Equally relevant in ensuring that the CPEC moved along unhindered was the role of the Pakistani military establishment. Even as the Pakistani government was talking of reviewing the terms of the CPEC in 2018, the senior leadership of the Pakistani military went out of the way to assure China that all was well with the CPEC, and that the government would be dealt with appropriately for speaking out of turn. The stakes were too high for the establishment for it to allow a puppet prime minister to even talk of rocking the boat. Soon thereafter, PM Khan was directed to appoint Lieutenant General Asim Saleem Bajwa as the head of the CPEC authority, which he duly did.
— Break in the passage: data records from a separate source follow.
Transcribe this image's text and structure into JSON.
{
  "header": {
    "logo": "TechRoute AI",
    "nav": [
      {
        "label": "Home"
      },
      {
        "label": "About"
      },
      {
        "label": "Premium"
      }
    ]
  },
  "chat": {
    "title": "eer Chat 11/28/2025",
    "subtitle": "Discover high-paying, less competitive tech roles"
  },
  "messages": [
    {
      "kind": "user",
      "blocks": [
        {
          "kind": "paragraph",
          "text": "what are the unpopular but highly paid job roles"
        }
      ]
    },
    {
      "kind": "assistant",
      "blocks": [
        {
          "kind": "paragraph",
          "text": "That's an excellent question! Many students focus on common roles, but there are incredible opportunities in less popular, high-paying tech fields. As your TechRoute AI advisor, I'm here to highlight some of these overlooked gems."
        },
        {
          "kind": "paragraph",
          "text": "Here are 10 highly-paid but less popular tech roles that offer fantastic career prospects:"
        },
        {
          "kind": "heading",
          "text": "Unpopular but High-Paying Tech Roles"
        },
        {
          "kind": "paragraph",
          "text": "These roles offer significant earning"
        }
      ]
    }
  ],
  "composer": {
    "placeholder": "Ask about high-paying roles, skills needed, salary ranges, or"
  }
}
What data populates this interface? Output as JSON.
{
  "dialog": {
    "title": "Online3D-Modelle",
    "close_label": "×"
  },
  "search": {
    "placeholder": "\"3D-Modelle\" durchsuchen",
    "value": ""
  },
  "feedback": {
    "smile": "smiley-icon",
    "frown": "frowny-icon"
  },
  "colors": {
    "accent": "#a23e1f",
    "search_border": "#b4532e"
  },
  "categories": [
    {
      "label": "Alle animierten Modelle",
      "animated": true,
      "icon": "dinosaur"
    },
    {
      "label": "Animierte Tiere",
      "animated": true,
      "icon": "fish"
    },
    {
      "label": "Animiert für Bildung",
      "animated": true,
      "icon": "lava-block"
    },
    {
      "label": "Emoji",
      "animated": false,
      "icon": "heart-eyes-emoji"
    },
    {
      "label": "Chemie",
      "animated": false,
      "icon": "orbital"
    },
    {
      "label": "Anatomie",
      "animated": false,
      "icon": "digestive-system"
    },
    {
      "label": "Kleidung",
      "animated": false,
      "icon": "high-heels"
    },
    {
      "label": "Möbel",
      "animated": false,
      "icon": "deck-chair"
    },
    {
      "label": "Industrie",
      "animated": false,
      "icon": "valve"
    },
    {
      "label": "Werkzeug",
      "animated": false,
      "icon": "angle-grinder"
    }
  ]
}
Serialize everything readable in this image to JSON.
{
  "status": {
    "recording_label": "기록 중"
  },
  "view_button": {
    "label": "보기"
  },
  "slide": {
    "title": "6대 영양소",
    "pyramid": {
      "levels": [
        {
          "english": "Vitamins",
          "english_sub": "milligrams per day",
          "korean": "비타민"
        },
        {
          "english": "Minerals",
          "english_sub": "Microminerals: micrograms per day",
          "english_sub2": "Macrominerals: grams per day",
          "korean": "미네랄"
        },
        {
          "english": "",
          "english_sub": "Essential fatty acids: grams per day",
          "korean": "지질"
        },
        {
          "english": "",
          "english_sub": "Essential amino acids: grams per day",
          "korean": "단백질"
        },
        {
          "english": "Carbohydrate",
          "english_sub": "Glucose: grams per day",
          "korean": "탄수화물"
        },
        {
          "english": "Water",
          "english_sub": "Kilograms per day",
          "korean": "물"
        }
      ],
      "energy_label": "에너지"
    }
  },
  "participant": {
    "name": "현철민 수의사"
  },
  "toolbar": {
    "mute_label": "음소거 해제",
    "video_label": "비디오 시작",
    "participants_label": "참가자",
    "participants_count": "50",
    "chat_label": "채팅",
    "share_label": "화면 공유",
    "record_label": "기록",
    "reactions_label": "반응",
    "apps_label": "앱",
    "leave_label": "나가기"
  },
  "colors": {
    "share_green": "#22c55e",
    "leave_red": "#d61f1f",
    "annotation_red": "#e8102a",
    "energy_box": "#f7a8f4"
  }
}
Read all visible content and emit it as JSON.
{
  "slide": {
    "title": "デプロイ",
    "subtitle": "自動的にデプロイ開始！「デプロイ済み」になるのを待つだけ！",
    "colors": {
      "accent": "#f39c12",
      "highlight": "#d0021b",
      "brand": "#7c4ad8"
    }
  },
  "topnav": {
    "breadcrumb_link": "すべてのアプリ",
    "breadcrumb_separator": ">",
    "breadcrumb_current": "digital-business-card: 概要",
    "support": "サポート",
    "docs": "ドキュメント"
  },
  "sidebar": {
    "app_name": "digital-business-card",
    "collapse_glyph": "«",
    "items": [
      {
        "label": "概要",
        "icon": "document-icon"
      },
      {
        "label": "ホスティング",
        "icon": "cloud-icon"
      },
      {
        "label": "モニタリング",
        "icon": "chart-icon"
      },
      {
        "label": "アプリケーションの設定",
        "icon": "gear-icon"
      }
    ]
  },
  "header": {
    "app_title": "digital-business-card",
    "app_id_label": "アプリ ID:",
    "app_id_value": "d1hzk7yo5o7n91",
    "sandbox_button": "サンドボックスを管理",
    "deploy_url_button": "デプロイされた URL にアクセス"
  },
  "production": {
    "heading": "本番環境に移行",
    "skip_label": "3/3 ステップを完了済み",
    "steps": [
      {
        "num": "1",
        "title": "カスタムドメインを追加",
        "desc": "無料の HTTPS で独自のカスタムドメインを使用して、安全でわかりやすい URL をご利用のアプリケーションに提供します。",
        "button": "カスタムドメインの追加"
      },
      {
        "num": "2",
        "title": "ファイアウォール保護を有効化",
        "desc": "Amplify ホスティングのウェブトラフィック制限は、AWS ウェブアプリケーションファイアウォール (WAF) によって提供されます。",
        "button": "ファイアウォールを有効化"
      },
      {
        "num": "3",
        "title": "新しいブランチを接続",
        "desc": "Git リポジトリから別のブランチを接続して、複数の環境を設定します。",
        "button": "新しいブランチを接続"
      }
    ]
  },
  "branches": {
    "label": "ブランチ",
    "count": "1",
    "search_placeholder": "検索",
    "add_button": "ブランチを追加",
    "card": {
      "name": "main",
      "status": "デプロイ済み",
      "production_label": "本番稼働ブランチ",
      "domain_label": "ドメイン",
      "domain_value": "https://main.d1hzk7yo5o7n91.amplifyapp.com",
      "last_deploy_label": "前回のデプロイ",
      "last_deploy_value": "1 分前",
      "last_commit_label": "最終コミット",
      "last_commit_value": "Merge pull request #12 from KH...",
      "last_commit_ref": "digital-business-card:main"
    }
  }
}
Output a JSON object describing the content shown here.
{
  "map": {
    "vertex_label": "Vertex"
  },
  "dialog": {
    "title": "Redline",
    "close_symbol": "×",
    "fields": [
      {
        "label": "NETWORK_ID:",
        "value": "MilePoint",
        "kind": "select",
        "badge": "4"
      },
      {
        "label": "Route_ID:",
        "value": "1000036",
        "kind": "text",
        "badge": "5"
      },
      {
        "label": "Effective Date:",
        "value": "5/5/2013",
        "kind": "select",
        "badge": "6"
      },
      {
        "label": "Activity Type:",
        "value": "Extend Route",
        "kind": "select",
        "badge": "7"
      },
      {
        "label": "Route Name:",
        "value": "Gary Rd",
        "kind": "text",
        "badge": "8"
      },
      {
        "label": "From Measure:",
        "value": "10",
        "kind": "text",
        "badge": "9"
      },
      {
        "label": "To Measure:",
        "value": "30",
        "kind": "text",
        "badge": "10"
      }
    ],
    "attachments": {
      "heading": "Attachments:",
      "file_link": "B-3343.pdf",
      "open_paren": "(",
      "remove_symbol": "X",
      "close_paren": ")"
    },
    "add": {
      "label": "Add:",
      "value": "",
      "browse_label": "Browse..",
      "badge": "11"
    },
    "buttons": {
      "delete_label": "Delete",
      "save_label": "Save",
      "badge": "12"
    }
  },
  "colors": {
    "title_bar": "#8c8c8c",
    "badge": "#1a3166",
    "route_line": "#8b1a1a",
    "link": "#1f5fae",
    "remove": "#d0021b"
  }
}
Through all this, it is obvious that while China is laughing the entire way to the bank carrying truckloads of ill-earned Pakistani money, and the Pakistani military establishment is gleefully counting every corrupt penny that it has been able to squeeze out of CPEC projects by selling out to the Chinese, it is the common man in Pakistan who will have to bear the brunt of their greed and treachery by shelling out exorbitantly inflated amounts for their power and other tariffs.
For Pakistan and the common Pakistani, the worst of the CPEC is yet to come, but the Generals don’t really care.